Canada’s pension regulations have been designed to govern defined benefit plans and are a bad fit for target-benefit and multi-employer pension plans, according to a new report by the C.D. Howe Institute.
The report, authored by Barry Gros, a retired actuary and chair of the University of British Columbia staff pension plan, argued that the regulation of these plans should reflect the pension promise they make to members, which is different than traditional DB plans. It said regulators should take a principles-based approach to financing standards that focuses on these plans’ long-term sustainability, rather than focusing on generic funding requirements.
Principles-based regulations focus on targeted outcomes and are written with the objective of being simpler and easier to comply with, which Gros argued allows for innovation and for regulators to keep up with ongoing improvements to industry best practices.
“Because target-benefit plans and multi-employer pension plans are different than defined benefit plans, they need their own policy and pension standards that are focused on clear outcomes,” said Gros, in a press release. “Principles-based regulation allows plan sponsors to focus on the risks inherent in their plan rather than having to comply with generic rules that attempt to work on a universal basis.”
The principles that could guide policy-makers, according to Gross, include putting plan members and their benefits at the heart of all decision-making, considering long-term sustainability of the targeted benefits as the primary objective of plan management and taking remedial action in a reasonable time frame after sustainability tests fail.
The report also noted that target-benefit plans and MEPPs are different from DB plans in a few key ways: they’re typically managed by boards of trustees with significant member representation, rather than by a single employer; they don’t offer the same benefit guarantee as a DB; and a statutory actuarial valuation isn’t a financial management tool for these plans as it is for traditional DB plans.
These plans “seem to have been caught up in the move away from solvency funding for traditional DB plans with the imposition of going-concern plus funding rules without any recognition of plan-specific objectives and risk-management processes in place,” wrote Gros.
While provisions for adverse deviation have a clear impact on DB plans — since more contributions are required of the plan sponsor — it can have disruptive implications for target-benefit plans and MEPPs, he noted.

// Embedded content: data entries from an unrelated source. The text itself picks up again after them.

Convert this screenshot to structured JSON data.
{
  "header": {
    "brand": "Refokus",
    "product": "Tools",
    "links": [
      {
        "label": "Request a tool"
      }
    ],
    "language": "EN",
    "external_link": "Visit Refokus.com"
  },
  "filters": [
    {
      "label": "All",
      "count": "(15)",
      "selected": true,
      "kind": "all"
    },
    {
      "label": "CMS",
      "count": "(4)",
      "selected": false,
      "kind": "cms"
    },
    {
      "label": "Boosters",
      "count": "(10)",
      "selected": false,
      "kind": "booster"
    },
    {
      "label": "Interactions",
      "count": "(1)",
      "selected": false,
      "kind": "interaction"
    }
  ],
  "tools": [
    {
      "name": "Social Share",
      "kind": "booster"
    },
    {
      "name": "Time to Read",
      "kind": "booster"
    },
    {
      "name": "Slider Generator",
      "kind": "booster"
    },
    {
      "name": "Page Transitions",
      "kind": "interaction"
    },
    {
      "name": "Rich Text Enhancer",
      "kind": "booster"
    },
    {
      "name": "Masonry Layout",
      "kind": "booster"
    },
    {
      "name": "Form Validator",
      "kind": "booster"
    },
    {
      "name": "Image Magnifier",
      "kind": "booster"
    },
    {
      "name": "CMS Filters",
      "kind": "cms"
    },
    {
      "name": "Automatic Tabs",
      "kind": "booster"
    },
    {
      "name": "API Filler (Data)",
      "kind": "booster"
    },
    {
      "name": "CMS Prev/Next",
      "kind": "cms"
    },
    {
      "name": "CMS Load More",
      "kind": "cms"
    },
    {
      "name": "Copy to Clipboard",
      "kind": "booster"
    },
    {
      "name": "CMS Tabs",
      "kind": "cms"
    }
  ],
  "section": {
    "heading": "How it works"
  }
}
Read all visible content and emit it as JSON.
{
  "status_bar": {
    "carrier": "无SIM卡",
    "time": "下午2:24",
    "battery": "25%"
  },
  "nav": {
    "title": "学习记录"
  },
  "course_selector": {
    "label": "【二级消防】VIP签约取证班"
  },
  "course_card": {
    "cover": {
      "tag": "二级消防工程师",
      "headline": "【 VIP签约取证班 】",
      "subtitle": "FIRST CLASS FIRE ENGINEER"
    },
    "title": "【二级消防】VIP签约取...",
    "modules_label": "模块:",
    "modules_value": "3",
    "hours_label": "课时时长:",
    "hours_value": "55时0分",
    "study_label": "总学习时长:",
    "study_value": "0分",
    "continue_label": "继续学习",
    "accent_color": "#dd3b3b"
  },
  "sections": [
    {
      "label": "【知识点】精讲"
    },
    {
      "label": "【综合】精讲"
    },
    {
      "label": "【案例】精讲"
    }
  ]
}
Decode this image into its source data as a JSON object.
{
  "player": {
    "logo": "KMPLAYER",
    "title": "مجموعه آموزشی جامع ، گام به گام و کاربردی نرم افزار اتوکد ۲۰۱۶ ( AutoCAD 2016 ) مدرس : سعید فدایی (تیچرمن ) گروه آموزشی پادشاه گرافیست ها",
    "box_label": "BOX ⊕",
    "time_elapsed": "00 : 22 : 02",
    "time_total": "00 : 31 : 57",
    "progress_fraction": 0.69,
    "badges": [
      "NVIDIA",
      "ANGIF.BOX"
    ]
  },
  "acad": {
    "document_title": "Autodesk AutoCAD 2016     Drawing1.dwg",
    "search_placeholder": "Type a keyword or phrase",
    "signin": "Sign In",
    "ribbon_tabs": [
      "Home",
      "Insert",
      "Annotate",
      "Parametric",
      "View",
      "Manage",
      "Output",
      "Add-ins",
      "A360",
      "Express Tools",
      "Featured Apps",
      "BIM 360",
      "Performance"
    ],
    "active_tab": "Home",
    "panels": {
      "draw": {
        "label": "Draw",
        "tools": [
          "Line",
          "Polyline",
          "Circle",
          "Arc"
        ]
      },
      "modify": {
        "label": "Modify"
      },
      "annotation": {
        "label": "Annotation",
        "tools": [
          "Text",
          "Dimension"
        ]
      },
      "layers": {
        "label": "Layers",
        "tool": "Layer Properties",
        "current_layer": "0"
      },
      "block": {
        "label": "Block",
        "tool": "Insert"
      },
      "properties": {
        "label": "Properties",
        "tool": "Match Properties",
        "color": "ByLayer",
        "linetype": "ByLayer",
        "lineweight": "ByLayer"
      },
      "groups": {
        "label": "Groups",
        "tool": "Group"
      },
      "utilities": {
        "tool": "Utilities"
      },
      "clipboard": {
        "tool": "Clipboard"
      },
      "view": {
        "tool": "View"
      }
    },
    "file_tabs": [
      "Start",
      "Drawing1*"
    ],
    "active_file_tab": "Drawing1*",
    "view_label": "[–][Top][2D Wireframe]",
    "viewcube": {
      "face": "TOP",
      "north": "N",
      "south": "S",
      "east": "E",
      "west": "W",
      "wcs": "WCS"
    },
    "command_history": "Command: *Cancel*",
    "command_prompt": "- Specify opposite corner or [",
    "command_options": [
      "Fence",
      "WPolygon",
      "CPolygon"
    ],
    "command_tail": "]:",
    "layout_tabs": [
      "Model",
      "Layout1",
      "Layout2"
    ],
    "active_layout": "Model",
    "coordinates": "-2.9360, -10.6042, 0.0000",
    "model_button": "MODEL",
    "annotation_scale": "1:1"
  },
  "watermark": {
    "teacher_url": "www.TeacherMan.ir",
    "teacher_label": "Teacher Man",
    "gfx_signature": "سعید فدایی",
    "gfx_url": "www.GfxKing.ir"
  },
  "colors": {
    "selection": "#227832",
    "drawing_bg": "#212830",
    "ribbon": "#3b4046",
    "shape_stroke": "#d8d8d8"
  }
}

As funding levels for these plans are typically fixed rather than driven by actuarial valuation results and contributions are set through negotiations, a PfAD wouldn’t add extra dollars into the plan.
A PfAD also doesn’t increase benefit security the way it serves to in a DB plan, said Gros, because it only operates to reduce future benefit accruals expected otherwise under the pension plan’s terms. In the event that regulations require redirecting fixed contributions to fund a past service deficit, benefits for current members are effectively stolen to prop up past members’ benefits, enhancing intergenerational inequity.
Gros suggested that policy-makers focus on three factors to strengthen the plan governance of target-benefit plans and MEPPs, which would in turn improve their sustainability: organizational coherence regarding the plan’s sustainability goals, plan leadership and processes around risk budgets, sustainability philosophy and intergenerational equity.
He also suggested that MEPPs in particular appoint a wider variety of stakeholder representatives, such as retirees, to ensure greater transparency around the plan’s risk management, stronger plan administrator accountability and provide beneficiaries with a greater degree of influence over decisions being made on their behalf.
Regulators could also require target-benefit plans and MEPPs to have a communications policy, in addition to funding and governance policies, that would include identifying all key audiences, a statement of goals and objectives and measuring and managing the effectiveness of communications activities against their expected outcomes. “With there being a strong link between plan governance and member communication to sustainability, I recommend prescribing stronger governance requirements in these areas rather than relying on guidelines,” wrote Gros.